SIOUX FALLS, S.D. (AP) — The American Civil Liberties Union sued South Dakota on Thursday over the forced use of a catheter to take a urine sample from a 3-year-old boy who was being tested for exposure to drugs as part of a child-neglect investigation.
The ACLU filed a pair of federal lawsuits challenging the practice, saying it violated the constitutional rights of the boy as well as five adults who underwent the same procedure in separate cases.
“Subjecting anyone to forcible catheterization, especially a toddler, to collect evidence when there are less intrusive means available is unconscionable,” said Heather Smith, executive director of the ACLU of South Dakota.
The boy’s mother said she was coerced into giving consent for the procedure, which Smith called “painful, physically and emotionally damaging, and deeply degrading.”
The lawsuit filed on behalf of the toddler said he was catheterized at a Pierre hospital after his mother’s boyfriend violated probation by testing positive for illegal drugs. The complaint alleges that the procedure caused the child to develop a staph infection in his penis.
A state Department of Social Services caseworker told the mother that her children would be taken away if she did not submit them to drug tests, according to the lawsuit, which names the department, several agency officials, Avera St. Mary’s Hospital and others as defendants.
Hospital staff held the boy down and inserted the catheter while he screamed because he could not produce a sample in a cup, the lawsuit said. The mother said she was not informed of alternative ways to get urine samples and did not know that she could object.
The tests came back negative for drugs, according to the complaint.
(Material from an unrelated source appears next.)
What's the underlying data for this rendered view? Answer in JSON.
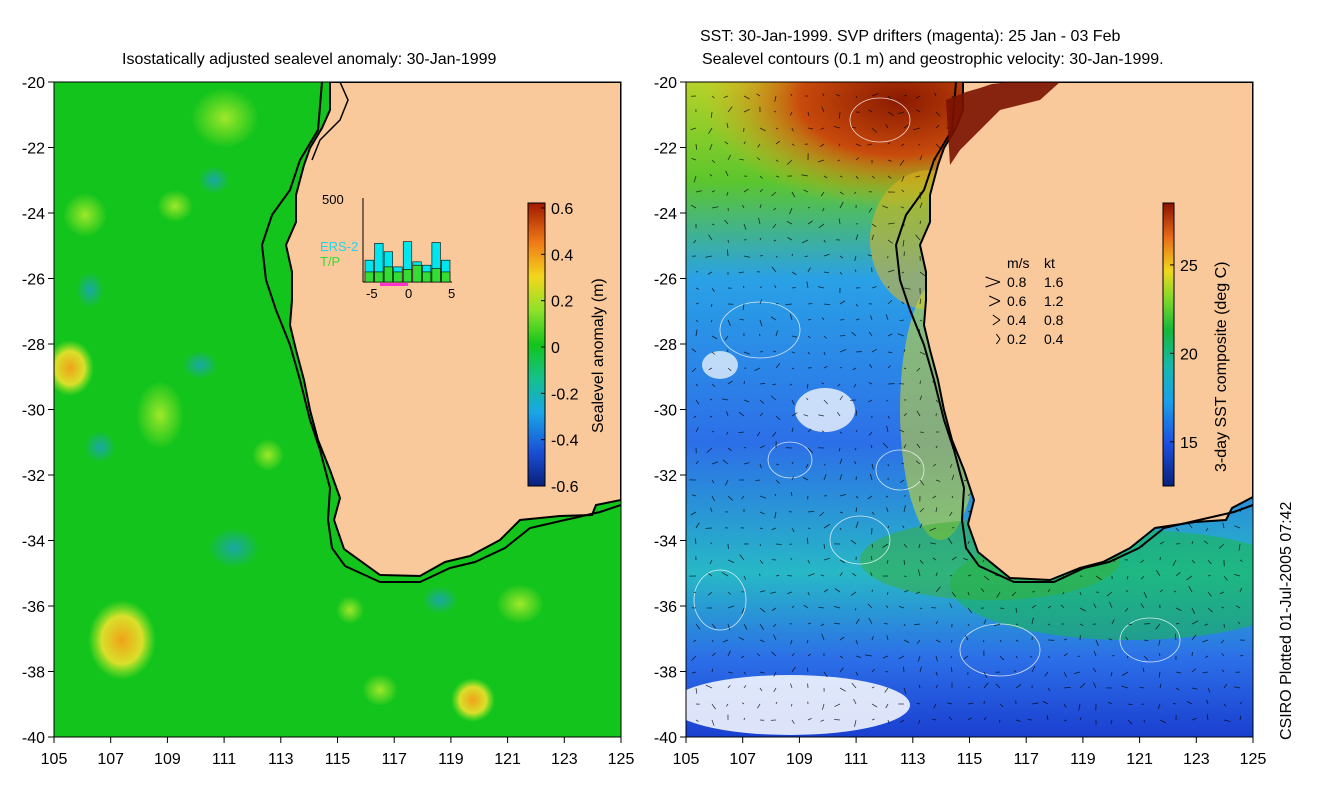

The Sioux Falls Argus Leader newspaper first reported on the incident in April, but the department declined to discuss specific cases. Spokeswoman Tia Kafka said in an email at that time that the agency may seek a parent’s consent for a child’s drug screening, but the agency does not determine the method or perform the tests.
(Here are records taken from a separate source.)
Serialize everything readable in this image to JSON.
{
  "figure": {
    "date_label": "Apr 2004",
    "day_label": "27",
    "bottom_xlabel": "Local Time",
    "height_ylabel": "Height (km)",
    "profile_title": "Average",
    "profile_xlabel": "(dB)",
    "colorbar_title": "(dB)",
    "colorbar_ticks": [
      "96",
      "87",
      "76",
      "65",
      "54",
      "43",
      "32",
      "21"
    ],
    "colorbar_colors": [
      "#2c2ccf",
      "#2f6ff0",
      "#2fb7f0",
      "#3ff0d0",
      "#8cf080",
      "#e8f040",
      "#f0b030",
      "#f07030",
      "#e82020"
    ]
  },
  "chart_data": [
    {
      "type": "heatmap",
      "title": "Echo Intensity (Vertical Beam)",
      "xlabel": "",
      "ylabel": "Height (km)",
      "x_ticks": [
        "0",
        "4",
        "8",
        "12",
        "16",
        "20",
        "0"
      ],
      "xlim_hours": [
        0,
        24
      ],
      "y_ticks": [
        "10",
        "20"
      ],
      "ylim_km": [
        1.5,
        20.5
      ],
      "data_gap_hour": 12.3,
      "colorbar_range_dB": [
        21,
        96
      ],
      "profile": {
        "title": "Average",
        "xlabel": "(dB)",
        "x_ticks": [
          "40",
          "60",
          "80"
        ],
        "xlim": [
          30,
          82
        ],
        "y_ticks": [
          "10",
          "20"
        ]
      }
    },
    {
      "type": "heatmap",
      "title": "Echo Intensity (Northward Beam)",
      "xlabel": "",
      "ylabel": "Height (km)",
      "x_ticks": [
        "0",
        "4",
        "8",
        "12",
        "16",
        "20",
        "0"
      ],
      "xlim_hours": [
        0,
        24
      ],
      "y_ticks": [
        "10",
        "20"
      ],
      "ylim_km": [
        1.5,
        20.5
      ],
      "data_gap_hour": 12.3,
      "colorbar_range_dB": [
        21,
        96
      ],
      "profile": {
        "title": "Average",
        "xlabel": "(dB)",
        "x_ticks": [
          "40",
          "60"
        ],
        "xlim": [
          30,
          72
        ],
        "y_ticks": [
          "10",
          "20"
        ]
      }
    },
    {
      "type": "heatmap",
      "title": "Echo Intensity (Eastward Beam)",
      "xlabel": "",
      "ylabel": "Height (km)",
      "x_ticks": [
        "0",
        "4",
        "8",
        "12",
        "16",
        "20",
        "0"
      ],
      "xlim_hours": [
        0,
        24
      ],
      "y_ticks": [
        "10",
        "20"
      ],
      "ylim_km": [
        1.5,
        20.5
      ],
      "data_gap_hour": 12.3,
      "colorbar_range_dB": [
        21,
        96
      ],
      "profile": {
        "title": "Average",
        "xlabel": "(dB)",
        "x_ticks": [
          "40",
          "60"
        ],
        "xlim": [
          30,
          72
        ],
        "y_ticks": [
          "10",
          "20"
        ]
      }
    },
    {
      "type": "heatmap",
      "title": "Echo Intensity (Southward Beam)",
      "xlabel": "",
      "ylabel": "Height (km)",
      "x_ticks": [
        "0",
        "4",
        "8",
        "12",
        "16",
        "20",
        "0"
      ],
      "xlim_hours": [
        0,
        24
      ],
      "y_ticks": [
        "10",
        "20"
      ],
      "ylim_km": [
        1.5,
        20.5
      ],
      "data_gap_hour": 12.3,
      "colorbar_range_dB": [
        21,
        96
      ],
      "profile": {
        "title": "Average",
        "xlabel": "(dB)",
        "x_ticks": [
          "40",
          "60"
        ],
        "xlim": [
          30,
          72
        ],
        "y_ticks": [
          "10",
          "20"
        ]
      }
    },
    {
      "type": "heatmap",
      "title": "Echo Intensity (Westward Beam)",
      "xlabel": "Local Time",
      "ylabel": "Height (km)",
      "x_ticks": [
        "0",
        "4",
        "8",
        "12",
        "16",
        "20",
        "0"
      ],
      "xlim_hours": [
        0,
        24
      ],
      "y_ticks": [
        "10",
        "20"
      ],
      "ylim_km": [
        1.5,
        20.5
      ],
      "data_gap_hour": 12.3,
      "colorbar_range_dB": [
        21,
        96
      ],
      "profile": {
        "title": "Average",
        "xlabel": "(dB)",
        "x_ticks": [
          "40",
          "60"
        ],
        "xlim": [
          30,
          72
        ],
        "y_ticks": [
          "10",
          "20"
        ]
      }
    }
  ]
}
The department had no immediate comment about the lawsuits. Avera Health said in a statement that it had not been served with the lawsuit but that it has long recommended that care never be forced on anyone.
“We have communicated this position to law enforcement and conducted staff training,” the statement said. The hospital said it looked forward to “seeing that Avera and our staff are vindicated.”
The other complaint was filed against law enforcement agencies on behalf of five adults who were allegedly subjected to forced catheterization as part of criminal investigations.
The adults include Dirk Sparks, who said four Pierre police officers restrained him as he was catheterized against his will at the same hospital.
He told the newspaper that police were called to his home last year for a domestic disturbance and suspected he had been using methamphetamine. He said he refused to give them a urine sample at the jail, so they got a warrant and took him to the hospital for the procedure, which he described as painful and embarrassing. A judge ruled the warrant was valid.
Pierre Police Chief Dave Panzer did not immediately return a call seeking comment.
While case law generally forbids drawing blood or performing surgery without consent or warrants, the law is murkier on forced catheterization.
The ACLU points to a 2013 U.S. Supreme Court decision against warrantless blood draws and a 1985 decision against surgical intrusions into a person to retrieve evidence. The group argues that catheterizations without consent should be treated the same — as a violation of the constitutional right against unreasonable search and seizure, and the right against excessive force without due process.
Lower courts have ruled in favor of law enforcement in a handful of catheterization cases, but those rulings are not binding on federal courts in South Dakota.